The Progressive Animal Welfare Shelter ("PAWS") and fourteen other environmental and animal rights groups brought this action for a preliminary injunction against the Navy's plan to "deploy" Atlantic bottlenose dolphins at the Bangor submarine base.

Balelo v. Baldridge 724 F.2d 753 (1983)

Defendants, secretary and government agencies, appealed the decision fo the United States District Court for the Southern District of California, in favor of plaintiff captains invalidating an agency regulation pertaining to the taking and related acts incidental to commercial fishing.

Zalaski v. City of Hartford 723 F.3d 382 (C.A.2 (Conn.))

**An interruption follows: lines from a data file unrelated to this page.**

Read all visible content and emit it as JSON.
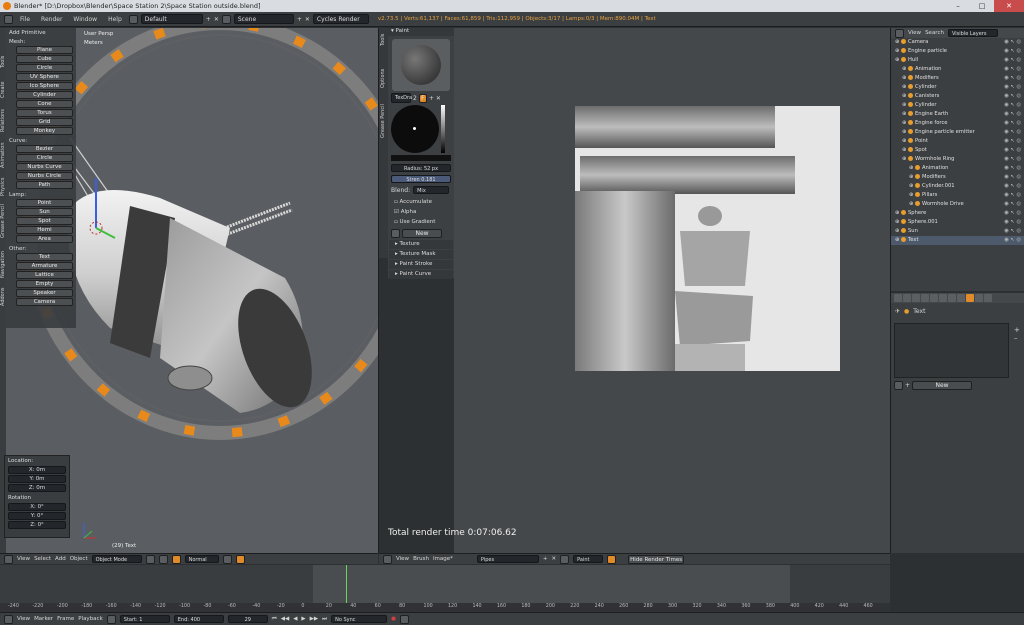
{
  "titlebar": {
    "title": "Blender* [D:\\Dropbox\\Blender\\Space Station 2\\Space Station outside.blend]"
  },
  "topbar": {
    "menus": [
      "File",
      "Render",
      "Window",
      "Help"
    ],
    "layout": "Default",
    "scene": "Scene",
    "engine": "Cycles Render",
    "stats": "v2.73.5 | Verts:61,137 | Faces:61,859 | Tris:112,959 | Objects:3/17 | Lamps:0/3 | Mem:890.04M | Text"
  },
  "viewport": {
    "view_name": "User Persp",
    "units": "Meters",
    "object_label": "(29) Text",
    "tabs": [
      "Tools",
      "Create",
      "Relations",
      "Animation",
      "Physics",
      "Grease Pencil",
      "Navigation",
      "Addons"
    ],
    "shelf_title": "Add Primitive",
    "mesh_label": "Mesh:",
    "mesh_items": [
      "Plane",
      "Cube",
      "Circle",
      "UV Sphere",
      "Ico Sphere",
      "Cylinder",
      "Cone",
      "Torus",
      "Grid",
      "Monkey"
    ],
    "curve_label": "Curve:",
    "curve_items": [
      "Bezier",
      "Circle",
      "Nurbs Curve",
      "Nurbs Circle",
      "Path"
    ],
    "lamp_label": "Lamp:",
    "lamp_items": [
      "Point",
      "Sun",
      "Spot",
      "Hemi",
      "Area"
    ],
    "other_label": "Other:",
    "other_items": [
      "Text",
      "Armature",
      "Lattice",
      "Empty",
      "Speaker",
      "Camera"
    ],
    "location_label": "Location:",
    "location": {
      "x": "X:",
      "x_val": "0m",
      "y": "Y:",
      "y_val": "0m",
      "z": "Z:",
      "z_val": "0m"
    },
    "rotation_label": "Rotation",
    "rotation": {
      "x": "X:",
      "x_val": "0°",
      "y": "Y:",
      "y_val": "0°",
      "z": "Z:",
      "z_val": "0°"
    },
    "header": {
      "view": "View",
      "select": "Select",
      "add": "Add",
      "object": "Object",
      "mode": "Object Mode",
      "pivot": "Normal"
    }
  },
  "paint": {
    "tabs": [
      "Tools",
      "Options",
      "Grease Pencil"
    ],
    "title": "Paint",
    "brush_name": "TexDra",
    "brush_num": "2",
    "brush_f": "F",
    "radius": "Radius:      52 px",
    "strength": "Stren 0.181",
    "blend_label": "Blend:",
    "blend_value": "Mix",
    "accumulate": "Accumulate",
    "alpha": "Alpha",
    "use_gradient": "Use Gradient",
    "new_label": "New",
    "sections": [
      "Texture",
      "Texture Mask",
      "Paint Stroke",
      "Paint Curve"
    ]
  },
  "image_editor": {
    "render_time": "Total render time 0:07:06.62",
    "header": {
      "view": "View",
      "brush": "Brush",
      "image": "Image*",
      "image_name": "Pipes",
      "paint_mode": "Paint",
      "hide_label": "Hide Render Times"
    }
  },
  "outliner": {
    "view": "View",
    "search": "Search",
    "filter": "Visible Layers",
    "rows": [
      {
        "label": "Camera",
        "indent": 0
      },
      {
        "label": "Engine particle",
        "indent": 0
      },
      {
        "label": "Hull",
        "indent": 0
      },
      {
        "label": "Animation",
        "indent": 1
      },
      {
        "label": "Modifiers",
        "indent": 1
      },
      {
        "label": "Cylinder",
        "indent": 1
      },
      {
        "label": "Canisters",
        "indent": 1
      },
      {
        "label": "Cylinder",
        "indent": 1
      },
      {
        "label": "Engine Earth",
        "indent": 1
      },
      {
        "label": "Engine force",
        "indent": 1
      },
      {
        "label": "Engine particle emitter",
        "indent": 1
      },
      {
        "label": "Point",
        "indent": 1
      },
      {
        "label": "Spot",
        "indent": 1
      },
      {
        "label": "Wormhole Ring",
        "indent": 1
      },
      {
        "label": "Animation",
        "indent": 2
      },
      {
        "label": "Modifiers",
        "indent": 2
      },
      {
        "label": "Cylinder.001",
        "indent": 2
      },
      {
        "label": "Pillars",
        "indent": 2
      },
      {
        "label": "Wormhole Drive",
        "indent": 2
      },
      {
        "label": "Sphere",
        "indent": 0
      },
      {
        "label": "Sphere.001",
        "indent": 0
      },
      {
        "label": "Sun",
        "indent": 0
      },
      {
        "label": "Text",
        "indent": 0
      }
    ]
  },
  "properties": {
    "object_name": "Text",
    "new_label": "New"
  },
  "timeline": {
    "menus": [
      "View",
      "Marker",
      "Frame",
      "Playback"
    ],
    "start": "Start:           1",
    "end": "End:           400",
    "current": "29",
    "sync": "No Sync",
    "ruler": [
      "-240",
      "-220",
      "-200",
      "-180",
      "-160",
      "-140",
      "-120",
      "-100",
      "-80",
      "-60",
      "-40",
      "-20",
      "0",
      "20",
      "40",
      "60",
      "80",
      "100",
      "120",
      "140",
      "160",
      "180",
      "200",
      "220",
      "240",
      "260",
      "280",
      "300",
      "320",
      "340",
      "360",
      "380",
      "400",
      "420",
      "440",
      "460"
    ]
  }
}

When animal rights activists, who were protesting the treatment of animals at a race sponsored by a circus, were arrested for criminal trespass and obstruction of free passage,  the filed a section 1983 lawsuit for false arrest, unlawful retaliation, malicious prosecution, and interference with free expression under both the U.S. and Connecticut constitution against the city and the officer.  Upon appeal of the lower court’s rejection of the activists’ First, Fourth, and Fourteenth Amendment claims, the court (1) affirmed the lower court’s decision on the ground of qualified immunity under section 1983, (2) would not address whether a pro se attorney who represented plaintiffs in addition to himself may be awarded fees because the issue was not raised in district court, and (3) vacated the judgment only in order to remand the case for the limited purpose of having the district court clarify whether it awarded the activists the costs incurred as a result of a discovery certification violation.

Fabrikant v. French 722 F.Supp.2d 249 (N.D.N.Y., 2010)

Plaintiff Jody Fabrikant, who had recently placed an advertisement for the adoption of puppies, was in possession of fifteen animals, including fourteen dogs and one cat. Reacting to several complaints regarding the animals’ treatment, defendants, the Ulster County SPCA and employees, executed a search warrant resulting in Fabrikant's arrest and seizure of thirteen of her fifteen animals. Plaintiff subsequently asserted that her federal constitutional rights were violated during the course of her criminal prosecution for animal cruelty. With respect to all four federal claims, the United States District Court for the Northern District of New York granted defendants’ motions for summary judgment since the existence of probable cause (e.g., video recordings and photographs of the condition of the plaintiff’s home) insulated the defendants from liability for their decisions to seize Plaintiff's animals.

In re Polar Bear Endangered Species Act Listing and Section 4(d) Rule Litigation-MDL No.1993 United States Court of Appeals, District of Columbia Circuit. 720 F.3d 354 (D.C. Cir. 2013)

Hunters and hunting organizations sued the Secretary of Interior, the Director of the U.S. Fish and Wildlife Service, and the Service itself after the Service listed the polar bear as a threatened species under the Endangered Species Act (ESA) and barred the importation of polar bear trophies under the Marine Mammal Protection Act (MMPA). On appeal, the appeals court affirmed the lower court’s decision to grant the defendants' motion of summary judgment.